«Börne dice dell’Amleto: «E’ un dramma cristiano».
Questa, secondo la mia opinione, è un’osservazione assai appropriata.
Ne sostituirei solo una parola: «E’ un dramma religioso», e
aggiungerei che il suo difetto non sta nell’esserlo, ma nel non
esserci arrivato, o piuttosto nel fatto che non avrebbe dovuto essere
un dramma. Dal momento che Shakespeare non vuole dotare Amleto di
presupposti religiosi che cospirino contro di lui nel dubbio religioso
(punto in cui cessa il dramma), Amleto resta essenzialmente un
indeciso, e l’estetica esige una concezione comica. Il suo progetto di
diventare un vendicatore a cui appartiene la vendetta, dice Amleto,
lui l’ha concepito; se non lo vediamo crollare religiosamente
all’istante sotto il peso di questo progetto (nel qual caso la scena
diventa introspettiva, e gli scrupoli impoetici di lui vengono a
rappresentare, dal punto di vista psicologico, una forma notevole di
pentimento dialettico, in quanto il pentimento arriva quasi troppo
presto), esigiamo allora un’azione rapida, giacché in tal caso deve
affrontare solo e unicamente l’esterno, un ambito dove il poeta non
gli pone difficoltà.
Se Amleto viene trattenuto nell’ambito di categorie puramente
estetiche, l’interesse si incentra sul problema: se, cioè, egli
possieda al forza demonica per mettere in atto una risoluzione simile.

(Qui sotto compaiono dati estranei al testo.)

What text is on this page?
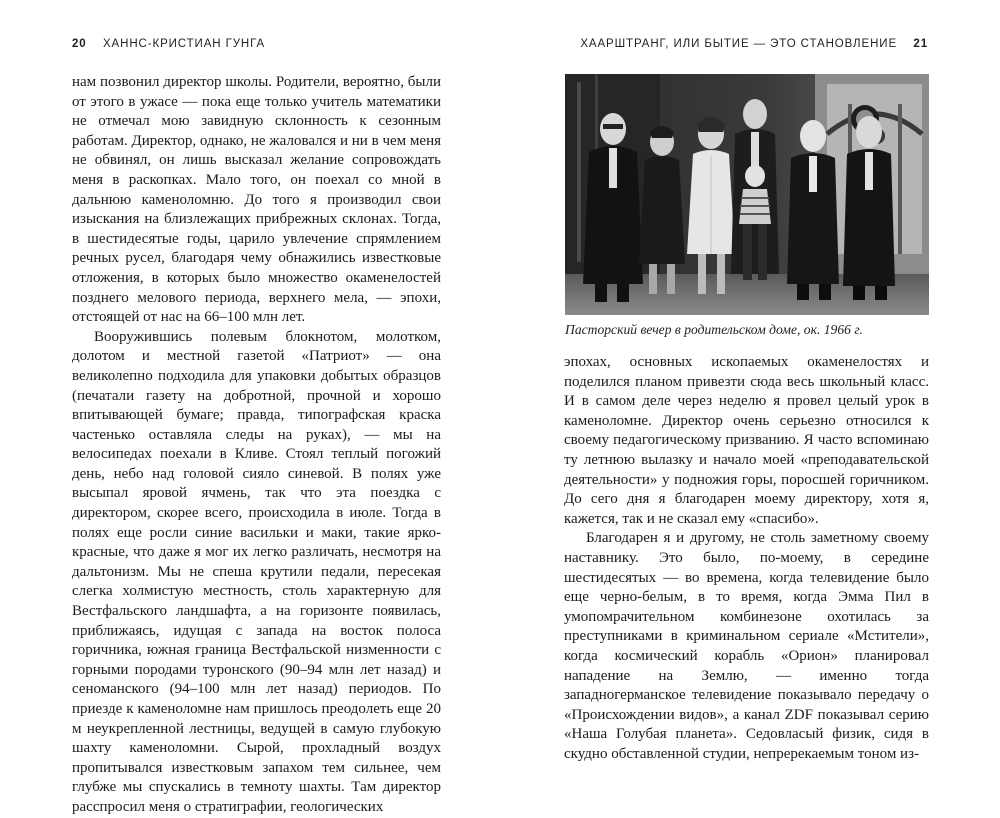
20 ХАННС-КРИСТИАН ГУНГА

нам позвонил директор школы. Родители, вероятно, были от этого в ужасе — пока еще только учитель математики не отмечал мою завидную склонность к сезонным работам. Директор, однако, не жаловался и ни в чем меня не обвинял, он лишь высказал желание сопровождать меня в раскопках. Мало того, он поехал со мной в дальнюю каменоломню. До того я производил свои изыскания на близлежащих прибрежных склонах. Тогда, в шестидесятые годы, царило увлечение спрямлением речных русел, благодаря чему обнажились известковые отложения, в которых было множество окаменелостей позднего мелового периода, верхнего мела, — эпохи, отстоящей от нас на 66–100 млн лет.

Вооружившись полевым блокнотом, молотком, долотом и местной газетой «Патриот» — она великолепно подходила для упаковки добытых образцов (печатали газету на добротной, прочной и хорошо впитывающей бумаге; правда, типографская краска частенько оставляла следы на руках), — мы на велосипедах поехали в Кливе. Стоял теплый погожий день, небо над головой сияло синевой. В полях уже высыпал яровой ячмень, так что эта поездка с директором, скорее всего, происходила в июле. Тогда в полях еще росли синие васильки и маки, такие ярко-красные, что даже я мог их легко различать, несмотря на дальтонизм. Мы не спеша крутили педали, пересекая слегка холмистую местность, столь характерную для Вестфальского ландшафта, а на горизонте появилась, приближаясь, идущая с запада на восток полоса горичника, южная граница Вестфальской низменности с горными породами туронского (90–94 млн лет назад) и сеноманского (94–100 млн лет назад) периодов. По приезде к каменоломне нам пришлось преодолеть еще 20 м неукрепленной лестницы, ведущей в самую глубокую шахту каменоломни. Сырой, прохладный воздух пропитывался известковым запахом тем сильнее, чем глубже мы спускались в темноту шахты. Там директор расспросил меня о стратиграфии, геологических

ХААРШТРАНГ, ИЛИ БЫТИЕ — ЭТО СТАНОВЛЕНИЕ 21
Пасторский вечер в родительском доме, ок. 1966 г.

эпохах, основных ископаемых окаменелостях и поделился планом привезти сюда весь школьный класс. И в самом деле через неделю я провел целый урок в каменоломне. Директор очень серьезно относился к своему педагогическому призванию. Я часто вспоминаю ту летнюю вылазку и начало моей «преподавательской деятельности» у подножия горы, поросшей горичником. До сего дня я благодарен моему директору, хотя я, кажется, так и не сказал ему «спасибо».

Благодарен я и другому, не столь заметному своему наставнику. Это было, по-моему, в середине шестидесятых — во времена, когда телевидение было еще черно-белым, в то время, когда Эмма Пил в умопомрачительном комбинезоне охотилась за преступниками в криминальном сериале «Мстители», когда космический корабль «Орион» планировал нападение на Землю, — именно тогда западногерманское телевидение показывало передачу о «Происхождении видов», а канал ZDF показывал серию «Наша Голубая планета». Седовласый физик, сидя в скудно обставленной студии, непререкаемым тоном из-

I suoi scrupoli non sono di alcun interesse; il suo procrastinare e
indugiare, il suo rimandare e il piacere illusorio nel rinnovare il
suo proposito anche al momento in cui non si presentano ostacoli
esterni n on fanno che sminuirlo, sicché egli non diventa un eroe
estetico, e dunque si riduce a non essere nulla. Se viene trattato dal
punto di vista religioso, i suoi scrupoli assumono invece grande
interesse, perché assicurano che egli è un eroe religioso. Spesso la
gente ha dell’errore religioso un concetto del tutto superficiale.
(…) …il religioso è di natura interiore, e quindi gli scrupoli hanno qui
un’importanza essenziale.
Se uno volesse dare di Amleto un’interpretazione religiosa,
bisognerebbe o permettergli di concepire il suo piano, e lasciare poi
che i dubbi religiosi lo sventino; oppure, cosa che a mio parere
meglio mette in luce il religioso (giacché il primo caso potrebbe
anche essere viziato dal dubbio che egli, in realtà, non sia incapace
di mettere in atto il suo progetto), bisognerebbe dotarlo di una forza
demonica che lo metta in grado di eseguire il progetto con forza e
decisione, e poi lasciarlo precipitare in se stesso e nel religioso,
finché non abbia trovato pace. Un dramma, naturalmente, non ne verrà
mai fuori; un poeta non può fare uso di un tema come questo, che
cominci dalla fine e ne faccia tralucere l’inizio.»